Europa pacta en verde

La UE lanza el Pacto Verde Europeo, un plan pionero con compromiso político y plan de inversión dirigido a descarbonizar la economía europea para 2050

La nueva presidenta de la Comisión Europea, Ursula von der Leyen, comenzaba su mandato al frente de la Comisión Europea anunciando, a mediados de diciembre, el Pacto Verde Europeo. Se trata de una nueva estrategia de la Unión Europea para impulsar el crecimiento, la creación de empleo verde y luchar contra el cambio climático, cuyo potencial transformador se compara con otras decisiones históricas, como la creación del mercado interior europeo, en 1985.

El Pacto Verde europeo cuenta ya con el compromiso político de los 28 y se convertirá en una obligación jurídica el próximo mes de marzo, cuando se presente la primera ley climática de la Unión Europea que hará irreversible el viaje hacia la neutralidad climática.

Todos los sectores de la economía, especialmente los del transporte, la energía, la agricultura, los edificios y la industria, como las de la siderurgia, el cemento, las TIC, los textiles y los productos químicos se incluyen en el Pacto Verde que se resumen en las siguientes 7 claves:

1. El Pacto Verde adelanta el recorte de emisiones de CO2

Y se hará con una transición ecológica hasta lograr la descarbonización de la economía de la Unión Europea en 2050, como su objetivo clave.

Se pretende que la reducción drástica de emisiones sea una realidad dentro de 30 años y que la UE no emita más CO2 del que sea capaz de transformar o eliminar en su territorio. Von der Leyer propone acelerar el paso con una energía baja en carbono y limpia, subiendo hasta el 50-55 % el actual objetivo de recortar las emisiones en un 40 % para 2030.

¿Qué herramientas empleará para lograrlo?
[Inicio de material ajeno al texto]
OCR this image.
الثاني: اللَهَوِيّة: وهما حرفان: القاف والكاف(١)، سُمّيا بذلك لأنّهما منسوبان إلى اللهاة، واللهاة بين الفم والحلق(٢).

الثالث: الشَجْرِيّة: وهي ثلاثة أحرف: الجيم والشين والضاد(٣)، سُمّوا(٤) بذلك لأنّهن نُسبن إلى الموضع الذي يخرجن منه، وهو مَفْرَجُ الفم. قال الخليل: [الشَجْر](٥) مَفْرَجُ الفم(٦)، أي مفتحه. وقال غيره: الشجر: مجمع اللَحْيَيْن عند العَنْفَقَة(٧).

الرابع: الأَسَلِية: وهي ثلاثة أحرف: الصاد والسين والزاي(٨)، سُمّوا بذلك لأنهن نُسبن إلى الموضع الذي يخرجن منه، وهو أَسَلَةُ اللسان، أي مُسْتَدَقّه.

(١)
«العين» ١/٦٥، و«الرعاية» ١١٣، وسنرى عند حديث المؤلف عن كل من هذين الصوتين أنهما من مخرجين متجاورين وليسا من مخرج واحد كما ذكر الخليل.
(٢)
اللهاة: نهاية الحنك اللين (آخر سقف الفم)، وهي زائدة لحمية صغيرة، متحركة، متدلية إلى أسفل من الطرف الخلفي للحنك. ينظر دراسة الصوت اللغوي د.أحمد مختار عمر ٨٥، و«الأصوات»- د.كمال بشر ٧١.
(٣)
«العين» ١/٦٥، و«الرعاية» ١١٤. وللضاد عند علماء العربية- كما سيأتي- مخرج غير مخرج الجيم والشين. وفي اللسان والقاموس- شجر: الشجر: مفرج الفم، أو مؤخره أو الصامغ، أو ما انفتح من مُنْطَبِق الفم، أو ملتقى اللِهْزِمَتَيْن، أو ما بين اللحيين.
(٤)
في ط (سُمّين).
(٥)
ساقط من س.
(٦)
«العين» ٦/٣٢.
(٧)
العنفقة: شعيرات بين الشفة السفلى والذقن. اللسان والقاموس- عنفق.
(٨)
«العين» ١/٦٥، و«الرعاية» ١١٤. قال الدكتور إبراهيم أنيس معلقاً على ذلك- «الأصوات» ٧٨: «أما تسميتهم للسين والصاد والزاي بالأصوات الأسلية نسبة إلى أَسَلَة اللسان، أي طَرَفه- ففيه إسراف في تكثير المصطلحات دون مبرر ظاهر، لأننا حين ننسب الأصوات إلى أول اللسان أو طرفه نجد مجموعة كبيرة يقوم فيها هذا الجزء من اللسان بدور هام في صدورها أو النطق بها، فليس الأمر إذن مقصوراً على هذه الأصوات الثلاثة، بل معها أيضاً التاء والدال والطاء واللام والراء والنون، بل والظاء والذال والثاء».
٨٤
Empezará por encarecer el precio del carbono, ampliando el sistema de comercio de emisiones GEI de la UE al sector marítimo y eliminará de forma progresiva los permisos gratuitos de las aerolíneas. También plantea propuestas concretas en el sector del tráfico y la construcción.

2. Plan de Inversiones para una Europa Sostenible

El Pacto se acompaña de un Plan de Inversión para una Europa Sostenible, con el que se quiere movilizar la inversión pública y desbloquear los fondos privados a través de los instrumentos financieros de la UE, principalmente del Banco Europeo de Inversión, con la previsión de alcanzar un mínimo de un billón de euros de inversiones sostenibles en la próxima década. El mayor gasto público de la historia, con fondos de la UE,  a favor del medio ambiente y contra el cambio climático.

De entrada, solo cumplir los objetivos actuales de preservación del clima y energía para el año 2030 exige una inversión anual adicionas de 260 000 millones de euros, equivalente aproximadamente al 1,5 % del PIB de la UE en 2018.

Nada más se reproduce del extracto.